The World Thought I Was Too Small. For a long time, I believed it too.
At 1.49 meters tall, I was often the smallest person in the room.
Especially growing up in the Netherlands, where it sometimes feels like everyone is close to two meters tall. When you grow up visibly different, the world has a subtle way of reminding you of it. Not always in cruel ways.
Sometimes in small comments. Sometimes in jokes. Sometimes simply in the way people look at you , and slowly, without noticing it, you begin to believe the story that the world tells you.
That you are too small.
For a while, I even felt ashamed of it.
But something interesting happened when I stopped trying to hide it.
Instead of shrinking, I started building.
First through fight movement.
I trained in martial arts and eventually became a three-time Nunchaku-Do champion and a Ving Tsun Kung Fu specialist.
Martial arts taught me discipline, focus, and something even more important: power does not come from size.
Then through language.
I became fascinated with cultures and stories from around the world. Today I speak six languages: Dutch, English, German, Chinese, Spanish and Portuguese. Each language opened a new perspective on people, humor, emotion and storytelling, being put through church choir helped develop my voice to be able to portray iconic roles when voice acting
And then through performance.
I trained in theatre dance at the Amsterdam University of the Arts and later continued my acting training at RADA in London.

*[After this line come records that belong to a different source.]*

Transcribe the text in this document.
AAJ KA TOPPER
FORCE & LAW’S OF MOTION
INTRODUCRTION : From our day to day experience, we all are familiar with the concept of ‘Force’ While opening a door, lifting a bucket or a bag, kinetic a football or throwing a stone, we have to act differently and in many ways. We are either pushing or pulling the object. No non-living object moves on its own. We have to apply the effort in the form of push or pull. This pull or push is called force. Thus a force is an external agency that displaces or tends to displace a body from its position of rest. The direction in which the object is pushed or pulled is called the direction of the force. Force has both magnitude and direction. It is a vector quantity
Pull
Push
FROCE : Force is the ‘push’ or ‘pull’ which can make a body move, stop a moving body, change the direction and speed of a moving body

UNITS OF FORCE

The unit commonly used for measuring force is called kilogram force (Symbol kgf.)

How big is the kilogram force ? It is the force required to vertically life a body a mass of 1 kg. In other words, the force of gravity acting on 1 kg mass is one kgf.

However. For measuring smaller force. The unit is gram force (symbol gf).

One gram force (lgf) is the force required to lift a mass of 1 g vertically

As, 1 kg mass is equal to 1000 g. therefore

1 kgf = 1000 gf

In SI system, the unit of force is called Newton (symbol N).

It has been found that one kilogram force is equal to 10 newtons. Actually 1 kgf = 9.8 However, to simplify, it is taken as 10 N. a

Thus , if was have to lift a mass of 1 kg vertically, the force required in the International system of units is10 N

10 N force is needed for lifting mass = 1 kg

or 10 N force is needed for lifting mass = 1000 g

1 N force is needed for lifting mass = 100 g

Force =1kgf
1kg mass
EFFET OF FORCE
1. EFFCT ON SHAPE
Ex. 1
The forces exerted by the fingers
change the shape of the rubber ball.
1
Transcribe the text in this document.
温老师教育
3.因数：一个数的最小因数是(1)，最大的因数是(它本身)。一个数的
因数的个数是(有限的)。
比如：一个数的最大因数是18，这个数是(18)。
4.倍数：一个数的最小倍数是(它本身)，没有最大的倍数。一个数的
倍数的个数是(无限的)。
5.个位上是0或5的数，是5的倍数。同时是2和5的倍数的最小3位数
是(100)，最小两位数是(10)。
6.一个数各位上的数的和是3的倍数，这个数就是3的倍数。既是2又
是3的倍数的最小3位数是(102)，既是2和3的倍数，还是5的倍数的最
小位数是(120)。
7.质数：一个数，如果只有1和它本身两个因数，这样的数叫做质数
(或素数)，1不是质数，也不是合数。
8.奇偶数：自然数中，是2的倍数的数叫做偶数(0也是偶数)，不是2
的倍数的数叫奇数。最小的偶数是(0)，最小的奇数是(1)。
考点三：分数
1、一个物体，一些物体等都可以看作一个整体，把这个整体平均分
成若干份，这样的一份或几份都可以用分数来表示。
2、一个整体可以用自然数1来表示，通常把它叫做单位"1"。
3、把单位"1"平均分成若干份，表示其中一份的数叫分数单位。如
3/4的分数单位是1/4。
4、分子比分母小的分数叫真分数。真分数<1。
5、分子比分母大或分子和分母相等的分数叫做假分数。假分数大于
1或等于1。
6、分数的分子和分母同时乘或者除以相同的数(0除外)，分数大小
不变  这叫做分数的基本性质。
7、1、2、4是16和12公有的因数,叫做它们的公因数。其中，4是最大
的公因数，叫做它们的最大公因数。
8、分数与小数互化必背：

Dance, martial arts and acting all share something powerful: the body becomes the instrument of storytelling.
Over time, the things that once made me feel different started to form a unique combination.
A small Chinese actor.
A martial arts performer.
A theatre dancer.
A multilingual storyteller.
Those elements eventually led to international projects — from award-winning films to productions reaching global audiences, including the Netflix film Boxer and contributing to the world of Kung Fu Panda 4.
And here is the irony:
The very thing the world once made me feel insecure about became one of my greatest strengths as a performer.
Because cinema does not look for average. It looks for characters.
Sometimes that authenticity comes from the things that once made you feel different.
For me, that difference was height. At 1.49 meters, I may still be the smallest person in the room.
But on screen, size is not what defines a character. Presence is.
And I often think about something actor Peter Dinklage once shared about a poster his mother hung above his bed when he was a child. It showed a bumblebee and a simple message:
“According to all aerodynamic laws, the bumblebee cannot fly because its body weight is not in the right proportion to its wingspan. But the bumblebee ignores these laws… and flies anyway.”
I guess, in a way, I’m still learning to fly.